“Tre mosse per non sparire nel nuovo web dominato dall’intelligenza artificiale”
Costruire dati proprietari, contenuti di profondità e un canale video autorevole. Paolo M. Luino, General Manager EMEA di Kitsune, presenta il suo playbook per le imprese. "L’unico modo per trasformarsi da “trovabili” a vere “fonti” nel nuovo ecosistema digitale"

La SEO non è morta, ma non è più quella che conoscevamo.
Paolo M. Luino, General Manager EMEA di Kitsune, lo aveva anticipato nei mesi scorsi lanciando un allarme che ha fatto discutere: con l’arrivo delle AI Overviews di Google e la frammentazione della ricerca online, la vecchia Search Engine Optimization non basta più. La sfida non è farsi trovare, ma diventare la fonte.
«Il paradigma è cambiato -spiega Paolo M. Luino, General Manager EMEA di Kitsune e uno dei massimi esperti di posizionamento e visibilità online a livello internazionale-. Per anni la SEO ha significato Search Engine Optimization: ottimizzare i contenuti per scalare la classifica dei motori di ricerca. Oggi la sigla resta la stessa, ma il significato cambia radicalmente: SEO diventa Search Ecosystem Optimization. L’informazione non si cerca più soltanto su Google, ma in un ecosistema fatto di intelligenze artificiali, social, piattaforme di video e community verticali. E se i contenuti non sono progettati per questo ecosistema, semplicemente scompaiono».
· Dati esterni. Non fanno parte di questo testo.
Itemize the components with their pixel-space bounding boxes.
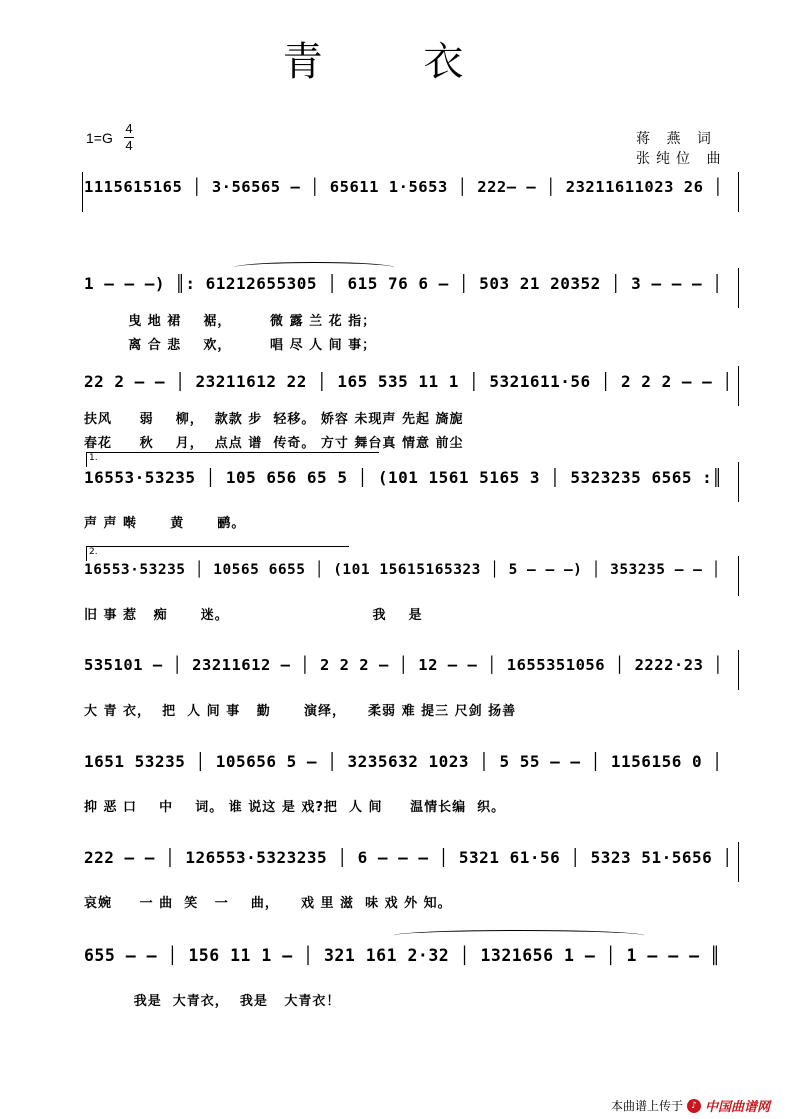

In questo nuovo scenario, l’imprenditore non può limitarsi a pensare in termini di campagne pubblicitarie o keyword, ma deve costruire asset digitali durevoli, veri patrimoni capaci di generare valore nel tempo. «Il marketing tattico produce visibilità a breve termine -osserva Luino- ma non lascia nulla all’azienda. Il compito dell’imprenditore è capire dove investire per creare una fortezza digitale: una posizione di mercato proprietaria, solida e difficile da scalfire».
La guida che propone Luino prende la forma di un playbook, con tre asset fondamentali da costruire fin da oggi.
Il primo è l’archivio dati proprietario. «Google sta restringendo l’accesso alle informazioni sulle query e presto i dati saranno ancora più scarsi -afferma-. Per questo ogni azienda deve dotarsi di un proprio archivio, raccogliendo e sistematizzando le domande che arrivano dal customer service, dalla rete commerciale, dai social. Ogni domanda di un cliente è un insight prezioso: se archiviato e analizzato, diventa bussola per sviluppare nuovi prodotti e creare contenuti che intercettano bisogni reali».
Il secondo asset è la biblioteca di contenuti di profondità. «Le AI generative come Gemini o ChatGPT non citano post brevi o articoli superficiali, ma attingono a contenuti lunghi, strutturati e affidabili -spiega Luino-. Per diventare la fonte, bisogna offrire all’intelligenza artificiale il miglior manuale di istruzioni sul proprio settore: guide complete, white paper, ricerche originali. Solo chi produce contenuti di valore potrà restare visibile nel tempo».
Il terzo pilastro è il canale video autorevole. Non un orpello, ma il volto del brand nel nuovo ecosistema digitale. «Il video è ormai tra i filtri principali di ricerca su Google, ed è il linguaggio preferito dalle nuove generazioni. È il formato che più di ogni altro umanizza il brand, mostra competenza e costruisce fiducia. Un singolo webinar di mezz’ora può generare decine di pillole per i social: un moltiplicatore di valore che permette di presidiare i diversi canali con coerenza».
Il messaggio è netto: «Chi continuerà a ragionare per keyword e campagne effimere costruirà soltanto vetrine fragili -conclude Luino-. Chi invece oggi investe in dati, contenuti di profondità e video, sta edificando una vera fortezza digitale. È questa la differenza tra sopravvivere e diventare leader nell’era dell’intelligenza artificiale».